Schaub and Baisa already celebrated their wedding with friends and family on June 23, 2012 – two years and two days before receiving their marriage license.

“We’ve already been referring to each other as wife and wife, but now we’ll have a piece of paper to solidify it,” Schaub said. “We have the rights that everybody else has that we should have had two years ago.”

Eleven same-sex marriage licenses were issued in Hamilton County after the ban was lifted on June 25. Mueller and Tibbs were the sixth or seventh couple to apply, Mueller said.
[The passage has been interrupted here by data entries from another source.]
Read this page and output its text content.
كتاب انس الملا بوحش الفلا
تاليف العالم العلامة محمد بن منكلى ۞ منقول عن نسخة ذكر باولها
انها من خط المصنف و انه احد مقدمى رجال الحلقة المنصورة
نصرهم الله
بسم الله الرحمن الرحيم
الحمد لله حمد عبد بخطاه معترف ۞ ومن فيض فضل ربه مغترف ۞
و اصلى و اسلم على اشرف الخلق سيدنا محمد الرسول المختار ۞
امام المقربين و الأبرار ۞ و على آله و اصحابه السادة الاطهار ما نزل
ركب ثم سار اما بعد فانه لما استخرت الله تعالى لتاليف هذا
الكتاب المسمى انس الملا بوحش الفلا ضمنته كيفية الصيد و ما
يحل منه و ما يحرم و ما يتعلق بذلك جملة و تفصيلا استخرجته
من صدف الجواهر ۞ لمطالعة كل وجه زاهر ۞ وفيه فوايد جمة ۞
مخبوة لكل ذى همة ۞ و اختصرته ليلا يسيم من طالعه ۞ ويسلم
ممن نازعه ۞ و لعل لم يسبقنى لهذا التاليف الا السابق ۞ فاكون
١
“We’re part of history,” she said.

The couple celebrated their marriage twice before in mass ceremonies in Washington, D.C. The second ceremony occurred during a human rights’ campaign in 2000 across from the Lincoln Memorial. 

Since then, Mueller promised Tibbs they would have a “quiet, intimate” ceremony on the steps of Lincoln Memorial, once they were legally married in Indiana. The Lincoln Memorial, she said, represents freedom and equality for all.

They have considered doing the ceremony on Aug. 27, to commemorate their 25th anniversary together.

“That way we know it’s 25 years, and then we’ve got another 25 years of marriage to go,” Mueller said.

Hours after the overturn, Hamilton County Clerk Peggy Beaver joined Indiana Attorney General Greg Zoeller in filing an emergency motion for a stay that would halt same-sex marriages. Baisa said she expected an appeal “because it’s Indiana.” That’s why she and Schaub got a license immediately.

But there’s still a “glimmer of hope,” Baisa said, based on the “trend” of legalizing same-sex marriage in other states.

Mueller asked several people in the licensing process if the marriage would stay legitimate, even if the state successfully appealed the overturn. Nobody knew the answer, she said. 

“It’s shocking. The last thing we ever expected in the state of Indiana was to have them say, ‘You can get married,’” Mueller said. “I don’t think anyone was expecting this at all.”